First Pitch Surprise!

Many of you new to this blog may not know that I am a huge baseball fan and have covered many a story that crosses over to the news side of things. So when I find a baseball story that becomes news I do my best to cover it and this one takes the cake for our national pastime. Last year we covered military opening day with the San Diego Padres and no other professional team goes as far as they do to support our men and women in uniform. While covering the Padres on this occasion and a few others, we became friends with their PR staff’s which include George Stieren and Warren Miller. They just had their colleague Erik Meyer send me the story and video of 11-year-old Brad Warnick, joined on the mound by mother Irene and 8-year-old sister Ashley, who thought they were just representing the USS Midway Museum in San Diego in honor of their fathers service in the Navy.

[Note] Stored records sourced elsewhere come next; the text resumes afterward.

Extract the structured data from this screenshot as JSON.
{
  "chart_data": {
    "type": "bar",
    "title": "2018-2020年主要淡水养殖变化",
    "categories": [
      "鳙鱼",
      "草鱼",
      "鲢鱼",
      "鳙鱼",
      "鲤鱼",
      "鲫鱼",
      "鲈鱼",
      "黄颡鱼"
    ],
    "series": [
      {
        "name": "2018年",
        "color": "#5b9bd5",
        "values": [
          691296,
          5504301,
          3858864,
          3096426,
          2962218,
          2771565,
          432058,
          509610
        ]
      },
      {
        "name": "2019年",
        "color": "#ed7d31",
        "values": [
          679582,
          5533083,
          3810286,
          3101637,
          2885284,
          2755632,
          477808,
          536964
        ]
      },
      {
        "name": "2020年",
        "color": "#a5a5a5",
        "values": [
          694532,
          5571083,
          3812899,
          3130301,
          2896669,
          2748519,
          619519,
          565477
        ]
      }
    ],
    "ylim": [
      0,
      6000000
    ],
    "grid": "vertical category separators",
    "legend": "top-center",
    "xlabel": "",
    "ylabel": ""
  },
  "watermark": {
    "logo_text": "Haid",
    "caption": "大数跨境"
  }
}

BUT…..dressed in full Padres catching gear behind the plate was Petty Officer 1st Class Rick Warnick, their father & husband. Petty Officer Warnick is part of the crew currently deployed on the USS Nimitz, scheduled to return next month. Warnick was flown home early to surprise his family on the field through cooperative efforts of the USS Midway Museum and the Navy. This video is what it’s all about.

UPDATE: Rick Warnick has left a great note on this blog, so scroll down to find it. Also, his wife had found out the night before and kept the kids out of the loop. Watch closely, you’ll see the emotion in the Brad and Ashley’s eyes.